業者から「みなし弁済」を主張されても、この四つのうち一つでも崩せれば、みなし弁済は認められないのです。貸金業者は上の条件をなかなか達成できないので、みなし弁済は認められないと説明してきた訳ですが、これ以上は触れていません。
と言うか!逆に貸金業者は上の四つだけ守ればよい訳で、「なぜ守らないの?」「そんなに難しい要件なの?」と疑問に思いませんか?

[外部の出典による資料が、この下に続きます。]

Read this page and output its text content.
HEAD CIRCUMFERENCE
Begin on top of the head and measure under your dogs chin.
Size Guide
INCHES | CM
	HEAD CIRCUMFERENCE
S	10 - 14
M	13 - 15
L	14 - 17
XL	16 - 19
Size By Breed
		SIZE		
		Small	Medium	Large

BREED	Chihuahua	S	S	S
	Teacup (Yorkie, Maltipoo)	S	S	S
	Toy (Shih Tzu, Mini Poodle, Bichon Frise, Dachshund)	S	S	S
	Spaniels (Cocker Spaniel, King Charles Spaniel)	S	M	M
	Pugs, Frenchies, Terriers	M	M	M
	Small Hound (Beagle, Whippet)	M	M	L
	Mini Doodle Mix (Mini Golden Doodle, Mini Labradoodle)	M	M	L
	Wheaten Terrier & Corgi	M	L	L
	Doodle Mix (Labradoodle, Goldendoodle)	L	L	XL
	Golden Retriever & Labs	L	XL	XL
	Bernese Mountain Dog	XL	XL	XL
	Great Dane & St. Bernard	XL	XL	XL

貸金業者もバカではないんですから、当然、堂々と「みなし弁済」と言いたい訳だし、企業努力もしているのですから・・・・・・奇妙です。
ということで、もう少し突っ込んで検証したいと思います。
では、一つずつ検証していきましょう。
@ は、貸金業者であると言うよりも、ちゃんと登録していると言うこと、でも登録していなければ「ヤミ金融」と言うことですし、問題が違うような気がします。また登録自体そんなに難しいわけでも何でもないんだから、これはクリアです。
A は、契約書を渡すと言うこと。 八百屋さんに大根を買いに行くわけではないわけですから契約書ぐらい渡してくれますよ! この点を知り合いの弁護士さんに聞くと「契約書と言っても、契約書に記載しなければならない項目が貸金業法で決まっており、内閣府令にも要求される項目があり、その一つでも記載が無いと「みなし弁済」は認められない・・・」と言うことでした。でもね! これもおかしくありませんか? いまどき一から十まで手書きの契約書なんて使わないんだから、条文どおりの項目を印刷してしまえば記載漏れはなくなりますよね、そんなことはとっくに行われていますし、貸金協会に行けば全ての要件が満たされた書式の「消費貸借契約書」が買えます。記載方法も丁寧に説明されています。また知事登録の業者なら府の職員が巡回指導なんかもしているのでこのへんもクリアなはずです。
B は領収書のことです。これも上記Aと同じ理由でクリアです。
C 問題はここにあります。「利息の支払が債務者の任意 (自ら進んで) に支払われたこと」と言うのは、簡単にいうと、「債務者本人が違法な利息と納得した上で借りて返した」と言うことです。債務者本人が違法な利息と納得していたかどうかという心の中まで立証することは不可能に近いことです。
貸金業者が、あくまでも例外的に与えられる特典には、ここに大きなハードルがあります。
上記Cの規定がある限り「みなし弁済」は有名無実と考えて間違いないと考えます。